Yo sé quién sabe lo que usted no sabe…
¿Quién sabe lo que todos los niños, niñas y jóvenes adolescentes de este país deben saber?
Esta frase me recuerda a Gonzalo Castellanos en nuestra televisión de hace tres o cuatro décadas. Con esta introducción elegía una pregunta enviada por algún televidente y buscaba algún erudito que la respondiera de manera clara y suficiente.
Ya quisiéramos responder de ese modo uno de esos interrogantes que con el tiempo se ha ido volviendo más y más difícil: ¿quién sabe lo que todos los niños, niñas y jóvenes adolescentes de este país deben saber? Léase bien, porque no dice quién pretende saber, sino quién realmente sabe.
Si reuniéramos un grupo constituido por 50 personas diversas en edad, actividades, lugares de vivienda y género y les pidiéramos que cada quien enumerara siete cosas indispensables que todos los niños y jóvenes debieran saber, probablemente llegaríamos a más de 150 saberes que, basados en su experiencia de vida, nos aportarían estos hipotéticos participantes en el diseño curricular del país. La mayoría, tal vez, estarán de acuerdo en que el dominio oral y escrito de la lengua materna es indispensable, así como un cierto desarrollo de pensamiento matemático. También habrá algún consenso en la necesidad de un buen desarrollo físico y en la oportunidad de explorar alguna faceta artística.
Nunca, en realidad, fue posible definir qué cosas podían constituir saberes universales atendiendo las necesidades de las personas individuales. Lo que sí funcionó por siglos fue establecer qué cosas eran básicas para llegar a cierto tipo de vida y de sociedad. Fue claro que universalizar una religión ofrecía grandes ventajas en la constitución del Estado, así como distribuir un relato único y sacralizado del acontecer histórico. El dominio y la comprensión de la lengua, un conocimiento básico de la aritmética y la geometría y las reglas de urbanidad eran el bagaje necesario para la educación primaria.
Con este equipaje inicial se podía ir a trabajar, a la educación técnica para aprender un oficio y algunos privilegiados con un poco más de asignaturas, como el latín y la filosofía, cursadas en la secundaria podrían avanzar a carreras profesionales y hacerse maestros, abogados, funcionarios públicos. Los más brillantes, empezando el siglo XX, lograban hacer la carrera de medicina o alguna ingeniería. Para este destino existieron desde la Edad Media el trívium y el cuatrivium (el uno se ocupaba de lo humanístico y el otro, de lo científico). Hasta hoy nada ha cambiado en lo sustantivo… excepto toda la sociedad.
Si el único destino de todos los jóvenes que hoy van a la escuela básica fuera ser profesionales, formados de la misma forma que nosotros hace más de 40 años, es posible que la cosa funcionara… claro está, prescindiendo de que existen internet, la inteligencia artificial, la robótica, la ingeniería genética, la economía naranja y un larguísimo etcétera en el que ya están inmersos millones de niños de todo el planeta.

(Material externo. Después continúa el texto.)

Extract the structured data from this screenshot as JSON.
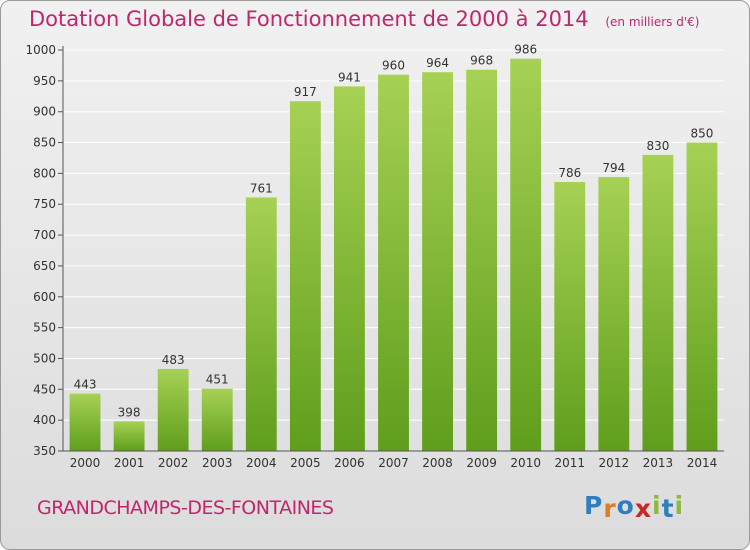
{
  "header": {
    "title": "Dotation Globale de Fonctionnement de 2000 à 2014",
    "unit": "(en milliers d'€)"
  },
  "footer": {
    "commune": "GRANDCHAMPS-DES-FONTAINES",
    "logo_letters": [
      "P",
      "r",
      "o",
      "x",
      "i",
      "t",
      "i"
    ],
    "logo_colors": [
      "#2f7fc0",
      "#e07b22",
      "#2f7fc0",
      "#c62828",
      "#8dbb3c",
      "#2f7fc0",
      "#8dbb3c"
    ]
  },
  "colors": {
    "bar_light": "#a6d154",
    "bar_dark": "#5f9e1c",
    "title": "#c0266c",
    "grid": "#ffffff"
  },
  "chart_data": {
    "type": "bar",
    "title": "Dotation Globale de Fonctionnement de 2000 à 2014",
    "categories": [
      "2000",
      "2001",
      "2002",
      "2003",
      "2004",
      "2005",
      "2006",
      "2007",
      "2008",
      "2009",
      "2010",
      "2011",
      "2012",
      "2013",
      "2014"
    ],
    "values": [
      443,
      398,
      483,
      451,
      761,
      917,
      941,
      960,
      964,
      968,
      986,
      786,
      794,
      830,
      850
    ],
    "ylim": [
      350,
      1000
    ],
    "yticks": [
      350,
      400,
      450,
      500,
      550,
      600,
      650,
      700,
      750,
      800,
      850,
      900,
      950,
      1000
    ],
    "grid": true,
    "data_labels": true
  }
}
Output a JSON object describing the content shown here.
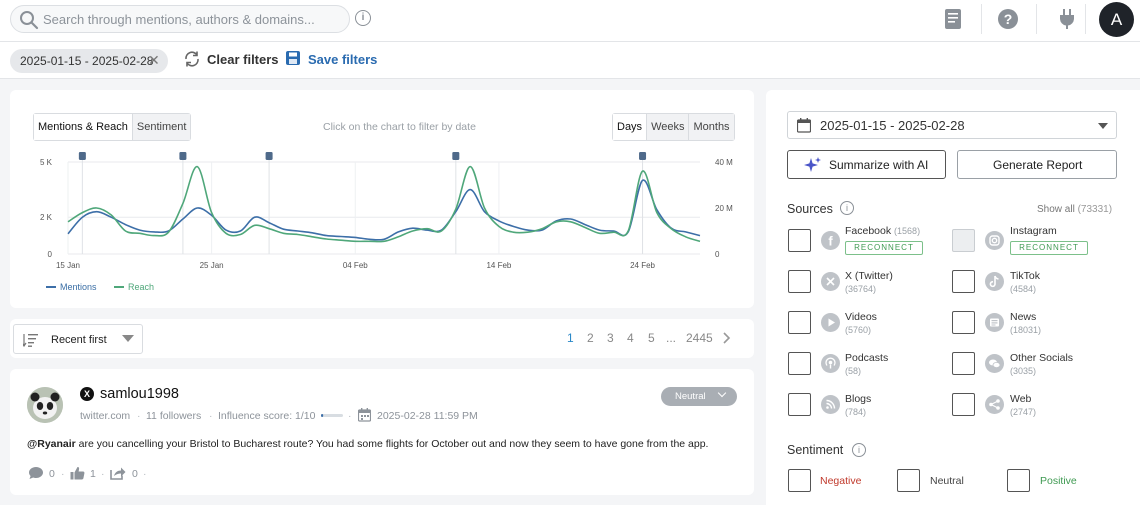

Estos cambios profundos en la sociedad están pasándole una alta factura a la escuela tradicional que ya no responde a las necesidades de una población infantil y juvenil que posee medios de comunicación (antes nunca los tuvo), que ha aprendido muchísimas cosas al margen de la escuela, que está conectada por redes sociales al acontecer del mundo y a sus malestares. Ante esto, el Estado y los gremios magisteriales parecen paralizados, como si no estuviera pasando nada.
En otros lugares del mundo, los cambios en la educación básica han sido muy fuertes y mayores todavía en la educación media. Ya entendieron en Nueva Zelanda, en Australia, en los países nórdicos, en el sureste asiático que hacía falta volver a mirar el mundo desde un punto más alto para recobrar la perspectiva. Entre nosotros hay maestros que están subiendo a ver desde otros faros, y hay colegios y funcionarios públicos que animan y estimulan… pero si no cambian las reglas, ellos no podrán dar nuevos pasos.